Embora o artigo que preceda a esse texto seja de 2014, pode-se dizer que seu título segue atual pelas razões apontadas. Progresso na competição houve, isso é inegável. Entretanto, ele foi lento e a necessidade de tantas intervenções do regulador e da autoridade concorrencial reforçam a ideia de que os grupos verticalizados atuaram na preservação do “status quo”.

No setor de meios de pagamento, deve-se aplicar um olhar atento sobre as estruturas verticalizadas que preservam poder de mercado. Também parece haver a tentativa de atrasar as mudanças, quase sempre com a “explicação” da necessidade de investimentos em tecnologia para atender as mudanças.

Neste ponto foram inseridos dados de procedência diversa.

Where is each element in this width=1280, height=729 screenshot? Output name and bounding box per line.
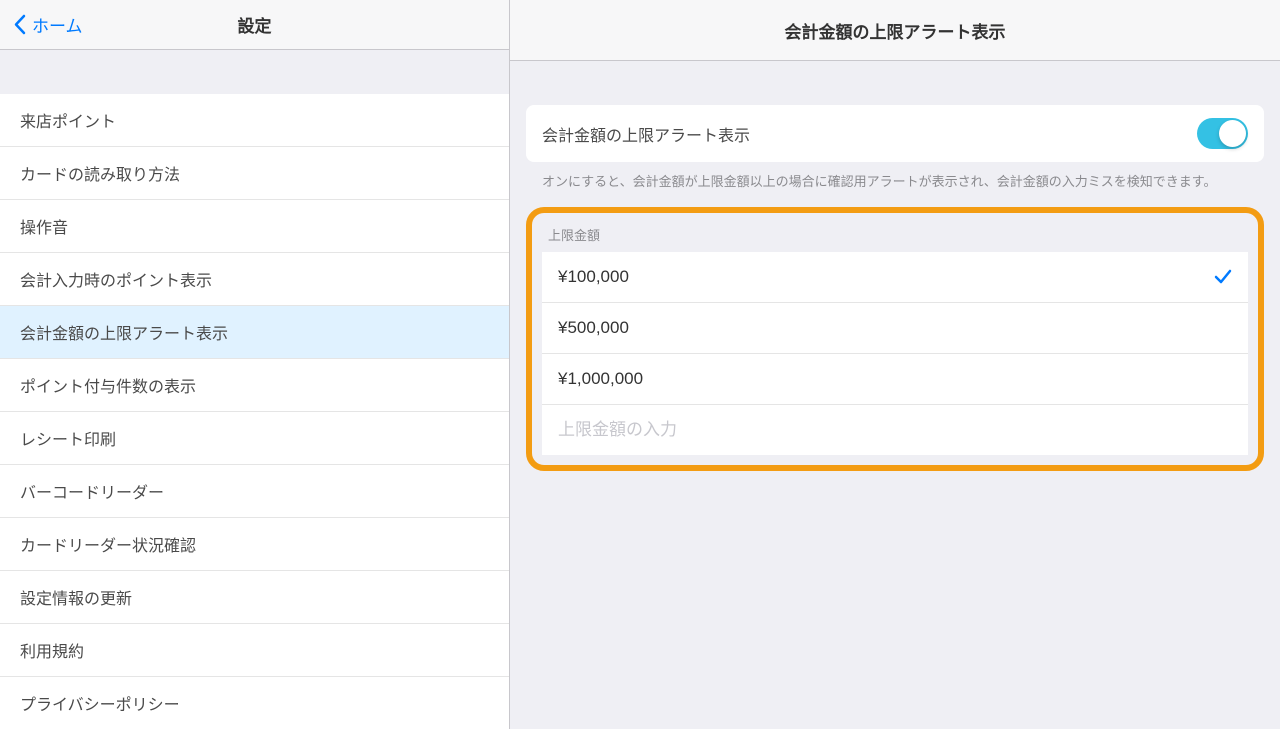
settings-item-3[interactable]: 会計入力時のポイント表示	[0, 253, 509, 306]
chevron-left-icon	[14, 14, 26, 35]
amount-option-0[interactable]: ¥100,000	[542, 252, 1248, 303]
settings-list: 来店ポイントカードの読み取り方法操作音会計入力時のポイント表示会計金額の上限アラ…	[0, 94, 509, 729]
settings-item-7[interactable]: バーコードリーダー	[0, 465, 509, 518]
toggle-description: オンにすると、会計金額が上限金額以上の場合に確認用アラートが表示され、会計金額の…	[526, 162, 1264, 193]
alert-toggle-switch[interactable]	[1197, 118, 1248, 149]
amount-options-list: ¥100,000 ¥500,000 ¥1,000,000	[542, 252, 1248, 455]
settings-item-11[interactable]: プライバシーポリシー	[0, 677, 509, 729]
settings-item-4[interactable]: 会計金額の上限アラート表示	[0, 306, 509, 359]
amount-custom-input[interactable]	[542, 405, 1248, 455]
toggle-label: 会計金額の上限アラート表示	[542, 122, 750, 146]
settings-item-0[interactable]: 来店ポイント	[0, 94, 509, 147]
settings-item-6[interactable]: レシート印刷	[0, 412, 509, 465]
amount-option-label: ¥1,000,000	[558, 369, 643, 389]
amount-option-1[interactable]: ¥500,000	[542, 303, 1248, 354]
left-nav-bar: ホーム 設定	[0, 0, 509, 50]
back-label: ホーム	[32, 12, 83, 37]
alert-toggle-row: 会計金額の上限アラート表示	[526, 105, 1264, 162]
settings-sidebar: ホーム 設定 来店ポイントカードの読み取り方法操作音会計入力時のポイント表示会計…	[0, 0, 510, 729]
settings-item-8[interactable]: カードリーダー状況確認	[0, 518, 509, 571]
toggle-thumb	[1219, 120, 1246, 147]
right-nav-title: 会計金額の上限アラート表示	[785, 18, 1006, 43]
right-nav-bar: 会計金額の上限アラート表示	[510, 0, 1280, 61]
settings-item-2[interactable]: 操作音	[0, 200, 509, 253]
amount-option-label: ¥500,000	[558, 318, 629, 338]
left-nav-title: 設定	[238, 12, 272, 37]
detail-content: 会計金額の上限アラート表示 オンにすると、会計金額が上限金額以上の場合に確認用ア…	[510, 61, 1280, 471]
settings-item-5[interactable]: ポイント付与件数の表示	[0, 359, 509, 412]
back-button[interactable]: ホーム	[0, 12, 83, 37]
detail-panel: 会計金額の上限アラート表示 会計金額の上限アラート表示 オンにすると、会計金額が…	[510, 0, 1280, 729]
settings-item-10[interactable]: 利用規約	[0, 624, 509, 677]
amount-section-header: 上限金額	[532, 219, 1258, 252]
settings-item-9[interactable]: 設定情報の更新	[0, 571, 509, 624]
amount-option-label: ¥100,000	[558, 267, 629, 287]
amount-section-highlight: 上限金額 ¥100,000 ¥500,000 ¥1,000,000	[526, 207, 1264, 471]
checkmark-icon	[1214, 268, 1232, 286]
amount-option-2[interactable]: ¥1,000,000	[542, 354, 1248, 405]
settings-item-1[interactable]: カードの読み取り方法	[0, 147, 509, 200]
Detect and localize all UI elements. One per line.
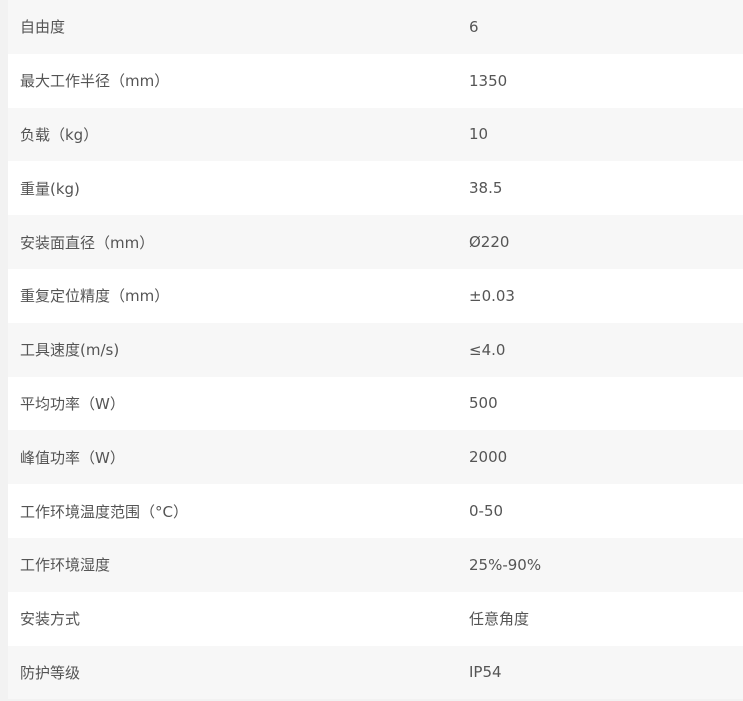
spec-label: 最大工作半径（mm） bbox=[20, 72, 170, 91]
spec-row: 负载（kg） 10 bbox=[8, 107, 743, 162]
spec-label: 安装方式 bbox=[20, 610, 81, 629]
spec-value: ±0.03 bbox=[469, 286, 515, 305]
spec-label: 负载（kg） bbox=[20, 125, 99, 144]
spec-row: 安装方式 任意角度 bbox=[8, 591, 743, 646]
spec-value: 6 bbox=[469, 17, 479, 36]
spec-label: 重复定位精度（mm） bbox=[20, 287, 170, 306]
spec-row: 平均功率（W） 500 bbox=[8, 376, 743, 431]
spec-label: 防护等级 bbox=[20, 663, 81, 682]
spec-label: 工具速度(m/s) bbox=[20, 341, 120, 360]
spec-row: 工作环境温度范围（°C） 0-50 bbox=[8, 484, 743, 538]
spec-label: 工作环境温度范围（°C） bbox=[20, 502, 188, 521]
spec-value: 1350 bbox=[469, 71, 508, 90]
spec-label: 重量(kg) bbox=[20, 179, 80, 198]
spec-value: IP54 bbox=[469, 663, 502, 682]
spec-row: 工具速度(m/s) ≤4.0 bbox=[8, 322, 743, 377]
spec-label: 安装面直径（mm） bbox=[20, 233, 155, 252]
spec-row: 工作环境湿度 25%-90% bbox=[8, 537, 743, 592]
spec-row: 重量(kg) 38.5 bbox=[8, 161, 743, 216]
spec-value: 任意角度 bbox=[469, 610, 530, 629]
spec-value: 10 bbox=[469, 125, 489, 144]
spec-table: 自由度 6 最大工作半径（mm） 1350 负载（kg） 10 重量(kg) 3… bbox=[8, 0, 743, 700]
spec-value: 38.5 bbox=[469, 179, 503, 198]
spec-value: 500 bbox=[469, 394, 498, 413]
spec-value: 25%-90% bbox=[469, 555, 542, 574]
spec-label: 峰值功率（W） bbox=[20, 448, 125, 467]
spec-label: 平均功率（W） bbox=[20, 394, 125, 413]
spec-row: 最大工作半径（mm） 1350 bbox=[8, 53, 743, 108]
spec-value: 2000 bbox=[469, 448, 508, 467]
spec-value: Ø220 bbox=[469, 233, 510, 252]
spec-value: ≤4.0 bbox=[469, 340, 506, 359]
spec-row: 自由度 6 bbox=[8, 0, 743, 54]
spec-row: 安装面直径（mm） Ø220 bbox=[8, 215, 743, 269]
spec-row: 重复定位精度（mm） ±0.03 bbox=[8, 268, 743, 323]
spec-label: 自由度 bbox=[20, 18, 66, 37]
spec-value: 0-50 bbox=[469, 502, 504, 521]
spec-row: 峰值功率（W） 2000 bbox=[8, 430, 743, 485]
page: 自由度 6 最大工作半径（mm） 1350 负载（kg） 10 重量(kg) 3… bbox=[0, 0, 743, 701]
spec-row: 防护等级 IP54 bbox=[8, 645, 743, 700]
spec-label: 工作环境湿度 bbox=[20, 556, 111, 575]
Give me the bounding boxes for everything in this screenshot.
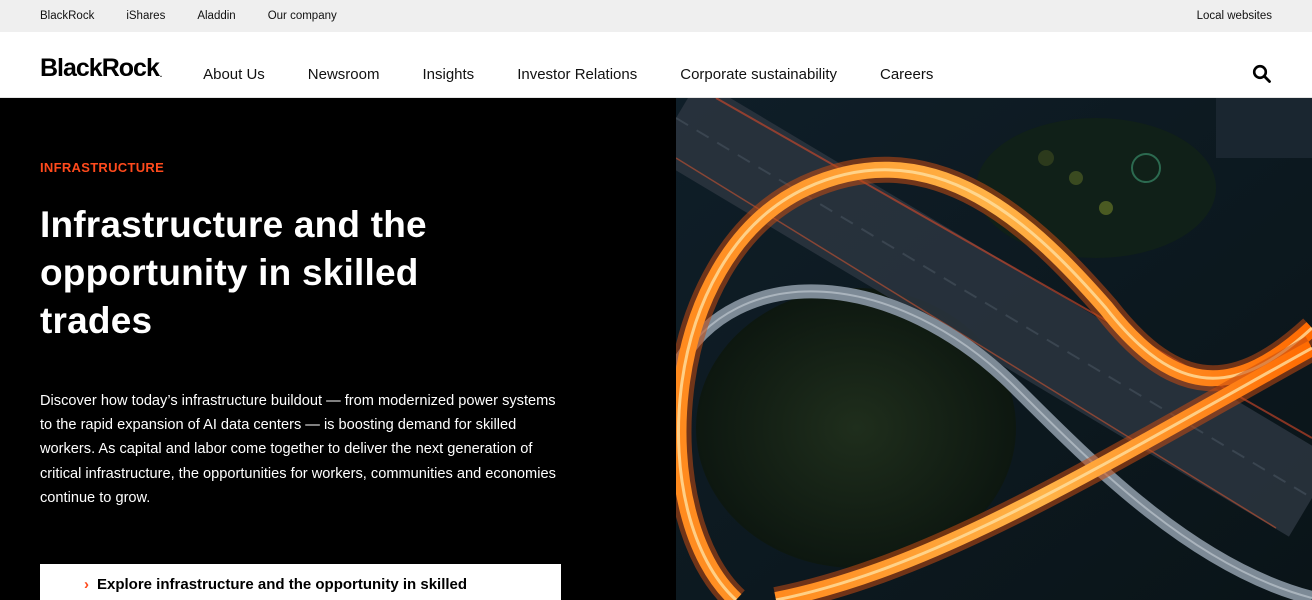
logo-text: BlackRock	[40, 54, 160, 82]
cta-label: Explore infrastructure and the opportuni…	[97, 575, 468, 593]
utility-link-our-company[interactable]: Our company	[268, 10, 337, 22]
nav-item-insights[interactable]: Insights	[422, 66, 474, 83]
nav-links: About Us Newsroom Insights Investor Rela…	[203, 66, 976, 83]
search-icon[interactable]	[1252, 64, 1272, 84]
explore-infrastructure-button[interactable]: › Explore infrastructure and the opportu…	[40, 564, 561, 600]
utility-bar: BlackRock iShares Aladdin Our company Lo…	[0, 0, 1312, 32]
logo-mark: .	[159, 70, 162, 79]
utility-link-blackrock[interactable]: BlackRock	[40, 10, 94, 22]
hero-body: Discover how today’s infrastructure buil…	[40, 393, 556, 506]
nav-item-careers[interactable]: Careers	[880, 66, 933, 83]
blackrock-logo[interactable]: BlackRock.	[40, 54, 162, 83]
utility-links: BlackRock iShares Aladdin Our company	[40, 10, 337, 22]
local-websites-link[interactable]: Local websites	[1197, 10, 1272, 22]
chevron-right-icon: ›	[84, 575, 89, 593]
main-nav: BlackRock. About Us Newsroom Insights In…	[0, 32, 1312, 98]
hero-content: INFRASTRUCTURE Infrastructure and the op…	[0, 98, 676, 600]
hero-eyebrow: INFRASTRUCTURE	[40, 160, 165, 175]
nav-item-about-us[interactable]: About Us	[203, 66, 265, 83]
hero-image-highway-interchange	[676, 98, 1312, 600]
utility-link-aladdin[interactable]: Aladdin	[197, 10, 235, 22]
hero-headline: Infrastructure and the opportunity in sk…	[40, 204, 427, 341]
nav-item-newsroom[interactable]: Newsroom	[308, 66, 380, 83]
nav-item-corporate-sustainability[interactable]: Corporate sustainability	[680, 66, 837, 83]
utility-link-ishares[interactable]: iShares	[126, 10, 165, 22]
nav-item-investor-relations[interactable]: Investor Relations	[517, 66, 637, 83]
hero-section: INFRASTRUCTURE Infrastructure and the op…	[0, 98, 1312, 600]
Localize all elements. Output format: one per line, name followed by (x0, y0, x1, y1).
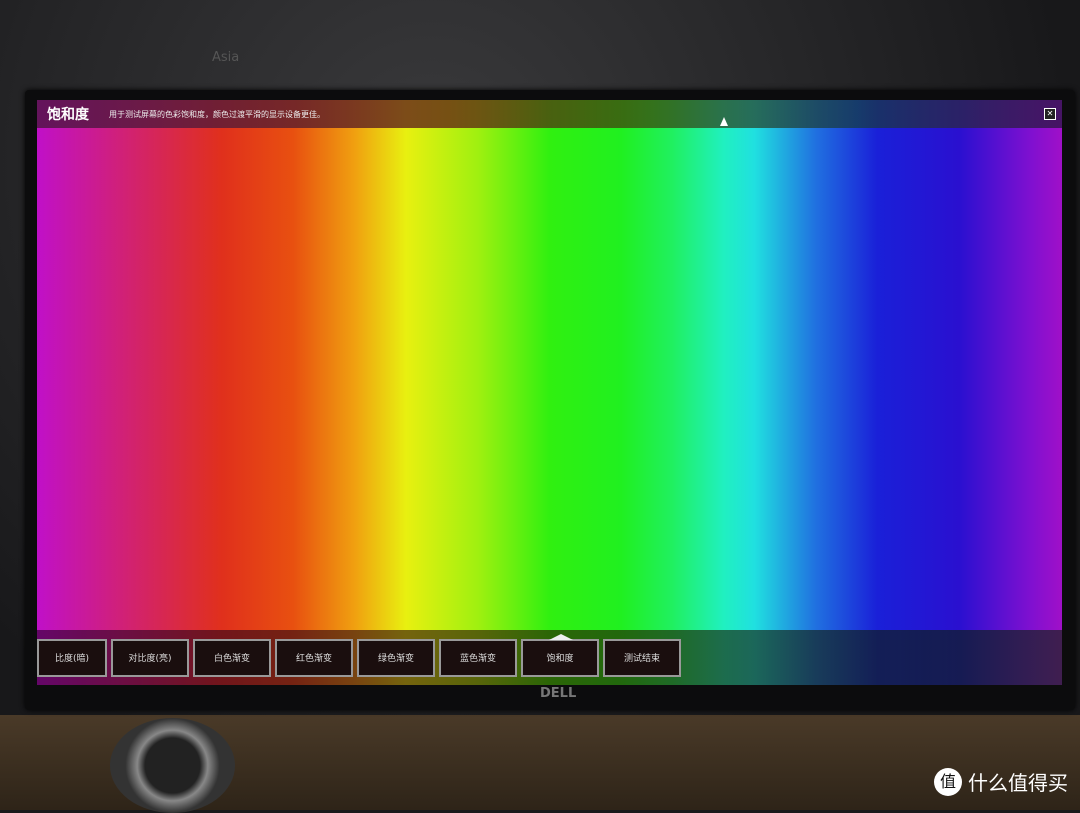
tab-contrast-dark[interactable]: 比度(暗) (37, 638, 107, 677)
dell-logo: DELL (540, 686, 577, 701)
watermark-text: 什么值得买 (968, 771, 1068, 795)
window-title: 饱和度 (47, 107, 89, 123)
tab-contrast-bright[interactable]: 对比度(亮) (111, 638, 189, 677)
tab-green-gradient[interactable]: 绿色渐变 (357, 638, 435, 677)
test-tab-bar: 比度(暗) 对比度(亮) 白色渐变 红色渐变 绿色渐变 蓝色渐变 饱和度 测试结… (37, 630, 1062, 685)
speaker (110, 718, 235, 813)
monitor-screen: 饱和度 用于测试屏幕的色彩饱和度，颜色过渡平滑的显示设备更佳。 ✕ 比度(暗) … (37, 100, 1062, 685)
tab-blue-gradient[interactable]: 蓝色渐变 (439, 638, 517, 677)
wall-map-label: Asia (212, 50, 240, 65)
watermark-logo-icon: 值 (934, 767, 962, 796)
window-description: 用于测试屏幕的色彩饱和度，颜色过渡平滑的显示设备更佳。 (109, 109, 325, 119)
saturation-spectrum (37, 100, 1062, 685)
close-icon[interactable]: ✕ (1044, 108, 1056, 120)
tab-saturation[interactable]: 饱和度 (521, 633, 599, 677)
tab-end-test[interactable]: 测试结束 (603, 638, 681, 677)
tab-white-gradient[interactable]: 白色渐变 (193, 638, 271, 677)
mouse-cursor-icon (720, 117, 728, 126)
tab-red-gradient[interactable]: 红色渐变 (275, 638, 353, 677)
watermark: 值 什么值得买 (934, 767, 1068, 796)
title-bar: 饱和度 用于测试屏幕的色彩饱和度，颜色过渡平滑的显示设备更佳。 ✕ (37, 100, 1062, 128)
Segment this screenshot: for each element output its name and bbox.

Apesar de o Banco Central estar pensando a regulamentação do futuro da indústria de pagamentos – open banking, pagamentos instantâneos, entre outros temas -, ainda há passivos a serem resolvidos, mas que são atrapalhados pela ação dos grandes players. O “freio-de-mão puxado” pode atrasar, mas não deve ser capaz de impedir que a transformação aconteça e beneficie os lojistas e os consumidores finais. Há um crescente desejo da sociedade por outras formas de consumir produtos financeiros, na linha do que as pessoas já experimentaram em outros setores, como no uso de aplicativos no transporte urbano, hospedagem, etc. No próximo texto, abordaremos os efeitos da verticalização em maior profundidade.